重野社民党幹事長は同日の基本政策閣僚委が普天間移設問題の年内決着断念を確認したことについて「社民党がこの間、普天間問題で巻き返しをやってきたと自負している」と述べるとともに、グアムを視察してグアムへの全面移転は国難との考えを示した北沢防衛相と会い、わずか1日の視察で結論を急ぐのではなく、新たな移設先について十分に検討するよう求めたことを報告。2010年1月の名護市長選、参院選、県知事選にも触れ、その「勝利の意味は決定的に重要」と訴えました。
安次富さんは、岡田外相が11月の訪沖時に語った県外移設は「狭い道」との発言を引きつつ、「狭い道をこじあけるのが外交交渉ではないか」と述べ、鳩山政権に真剣な対米交渉を要求。辺野古のアセスは続行するとの閣僚委の方針については、「アセス手続きを続けるのであれば、後から追加・修正資料の提出を行なった方法書からもう一度やり直すべき」と主張しました。
山城事務局長は、閣僚委の決定について「政府が今しばらく立ち止まっていることに私たちは大きな勇気と力を得ている。この流れを変えるわけにはいかない。
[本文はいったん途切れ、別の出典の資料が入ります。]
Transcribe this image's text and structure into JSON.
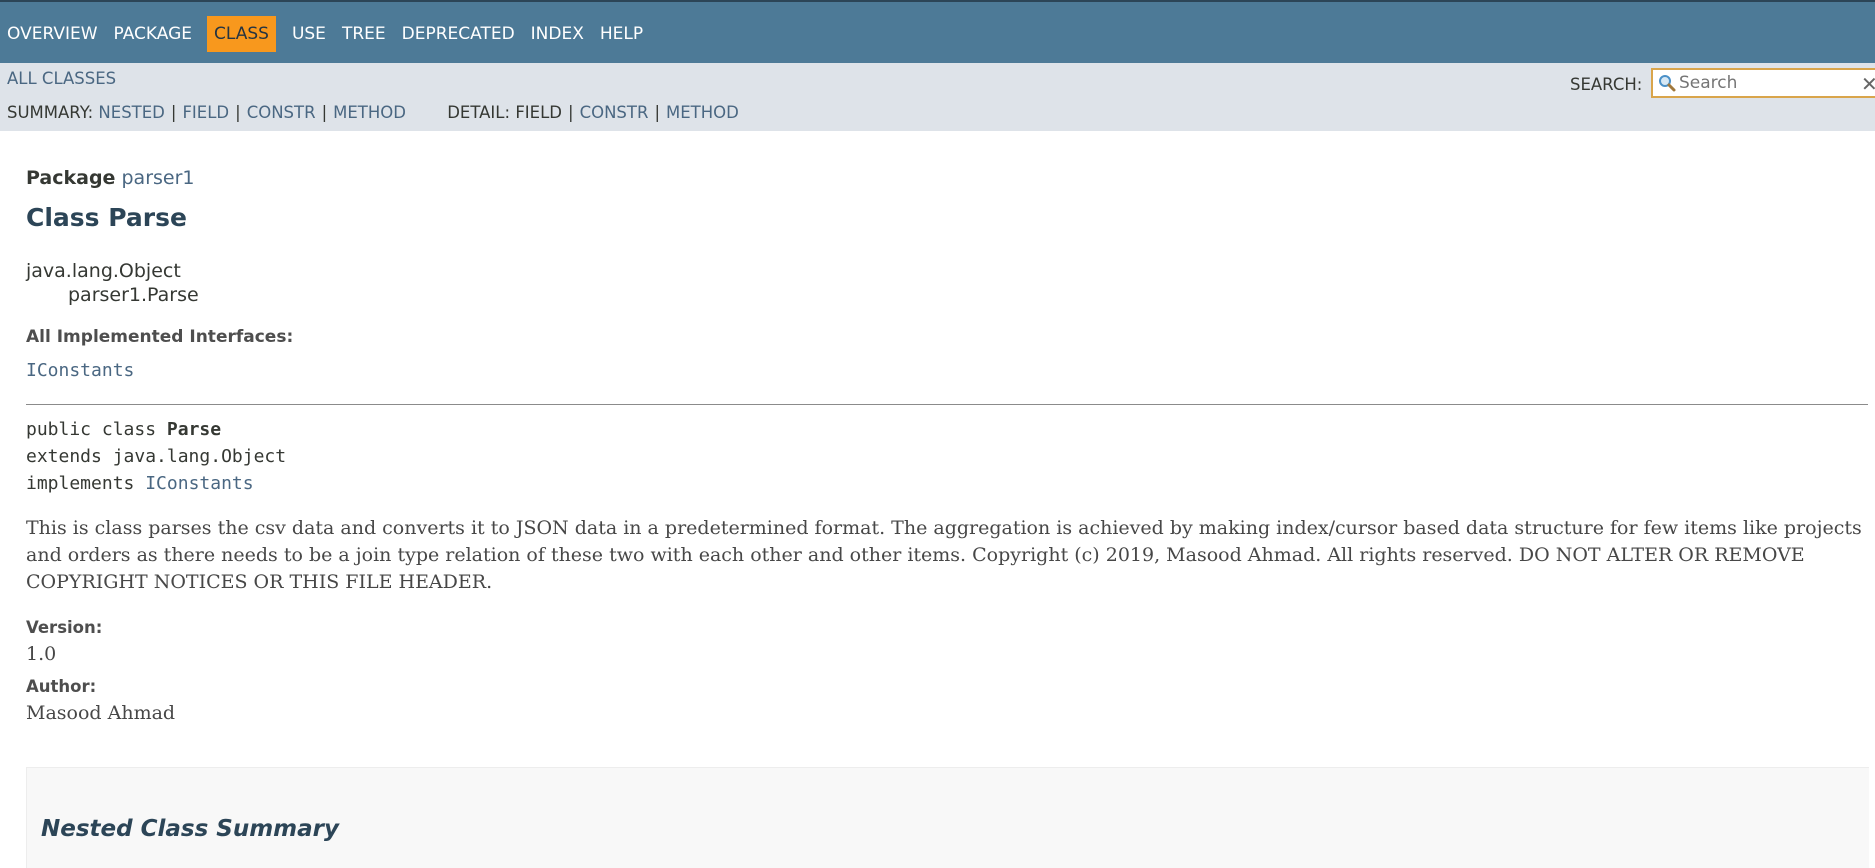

この内閣を支え、今日3党で協議したことに間違いがないように、決してプレることがないように後押しし、しっかり監視していこう」と呼びかけるとともに、辺野古移設と海兵隊グアム移転は「パッケージ」だとする新基地建設推進論について「米軍自身がグアムに行くという詳細な計画を立て、グアムの環境アセスを実施し、そのことを着々と進めている」と指摘し、パッケージ論は「個喝の道具でしかない」と批判しました。
集会を通じて、辺野古に予定されている基地は輸送艦などが接岸できる新しい海上基地であること、防衛省や外務省は、それをアメリカとほとんど協議せず、国民も知らされていないこと、「ジュゴン訴訟」でサンフランシスコ連邦地裁は、米国文化財保護法違反であると中間判決し、従って最終判決前に米国政府は工事着工ができないこと、グアム移転経費の日本側支出は5500億円であり新基地建設費は1兆円であること、これに群がる日米ゼネコンによる利権争いは究極の税金の無駄遣いであることが浮き彫りにされました。そして、1万人の結集をめざす2010年の「1.30全国集会」(日比谷野外音楽堂)の成功を誓い、熱気あふれる集会を終えました。